Many are asking questions such as are there more appropriate or closer routes available? Are there any opportunities for innovation or research? Unfortunately, the time it takes to answer such questions is typically longer than a company can afford.
Now Re:Sourcing UK has come up with a suitable solution, linking manufactures with a network of specialist recyclers, innovators and academics. Information is collated into an anonymous waste stream bulletin to protect the confidentiality of the source.
The specialists review the resource, and if any wastes pique their interest, Re:Sourcing UK puts the relevant manufacturer in touch with them.
Re:Sourcing UK’s Business Manager, Andrew Gadd commented:
“This new model builds on nearly 10 years of helping companies improve their recycling, working with around 8,000 companies and keeping over one million tonnes out of landfill.
“This new service recognises the reality that industrial waste streams need to be matched with industrial specialists who can deal with industrial volumes.
“Companies like the fact that we bring opportunities to their attention, from straightforward recycling, right up to working with prestigious universities to unlock the hidden value of their waste.”
Companies from across the UK can post their waste information via the tailored web portal and will receive a courteous copy of the bulletin containing their information.
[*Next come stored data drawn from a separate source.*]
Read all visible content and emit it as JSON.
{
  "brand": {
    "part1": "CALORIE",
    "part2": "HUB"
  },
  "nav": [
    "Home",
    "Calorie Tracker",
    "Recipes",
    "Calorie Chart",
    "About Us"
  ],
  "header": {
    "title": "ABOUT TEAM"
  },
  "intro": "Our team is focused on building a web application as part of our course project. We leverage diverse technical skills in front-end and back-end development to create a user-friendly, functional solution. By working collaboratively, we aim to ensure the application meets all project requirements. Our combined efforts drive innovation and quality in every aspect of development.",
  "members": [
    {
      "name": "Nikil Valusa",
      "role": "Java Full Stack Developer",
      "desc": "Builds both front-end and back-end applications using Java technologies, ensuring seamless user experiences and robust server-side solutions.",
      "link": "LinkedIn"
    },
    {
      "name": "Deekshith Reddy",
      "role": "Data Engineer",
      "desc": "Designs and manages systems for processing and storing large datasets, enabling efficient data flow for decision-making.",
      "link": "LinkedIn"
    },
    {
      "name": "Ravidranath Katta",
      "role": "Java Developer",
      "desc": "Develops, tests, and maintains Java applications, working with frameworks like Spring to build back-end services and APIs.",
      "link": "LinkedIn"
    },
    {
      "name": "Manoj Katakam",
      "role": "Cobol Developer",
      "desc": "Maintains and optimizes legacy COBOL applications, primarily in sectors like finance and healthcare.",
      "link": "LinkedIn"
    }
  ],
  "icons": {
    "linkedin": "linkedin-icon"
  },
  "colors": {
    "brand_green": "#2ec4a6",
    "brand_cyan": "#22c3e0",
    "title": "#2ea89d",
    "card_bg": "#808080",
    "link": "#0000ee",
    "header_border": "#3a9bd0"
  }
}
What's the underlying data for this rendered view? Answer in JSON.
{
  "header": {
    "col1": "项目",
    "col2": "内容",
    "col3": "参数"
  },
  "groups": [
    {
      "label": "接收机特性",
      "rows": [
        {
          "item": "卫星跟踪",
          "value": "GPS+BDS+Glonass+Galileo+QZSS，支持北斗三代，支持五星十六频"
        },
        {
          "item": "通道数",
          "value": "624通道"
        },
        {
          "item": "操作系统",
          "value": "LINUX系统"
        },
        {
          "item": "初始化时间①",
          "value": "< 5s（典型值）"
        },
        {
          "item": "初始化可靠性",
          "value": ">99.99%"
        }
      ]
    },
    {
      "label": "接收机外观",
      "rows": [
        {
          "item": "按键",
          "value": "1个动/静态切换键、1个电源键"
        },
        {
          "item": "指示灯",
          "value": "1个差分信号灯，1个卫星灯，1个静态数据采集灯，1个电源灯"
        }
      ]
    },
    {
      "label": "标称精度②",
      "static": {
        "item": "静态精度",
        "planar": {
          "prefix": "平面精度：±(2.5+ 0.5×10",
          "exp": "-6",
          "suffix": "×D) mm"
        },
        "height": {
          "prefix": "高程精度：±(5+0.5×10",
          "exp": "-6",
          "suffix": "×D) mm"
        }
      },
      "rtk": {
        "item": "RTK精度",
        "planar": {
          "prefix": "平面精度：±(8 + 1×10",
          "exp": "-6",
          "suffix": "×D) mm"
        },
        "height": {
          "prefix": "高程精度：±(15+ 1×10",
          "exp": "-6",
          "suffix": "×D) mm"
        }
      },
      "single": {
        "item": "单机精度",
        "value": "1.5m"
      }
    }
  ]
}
Producers of industrial waste can post their waste onto the portal free of charge.
So far the Re:Sourcing UK team has worked with companies both large and small, finding outlets for waste ranging from lead-contaminated dusts and incinerator bottom ash, to wrapped cucumbers and contaminated plastics.
Currently the team is undertaking a research project seeking crticial elements such as rare earths in bulk waste streams.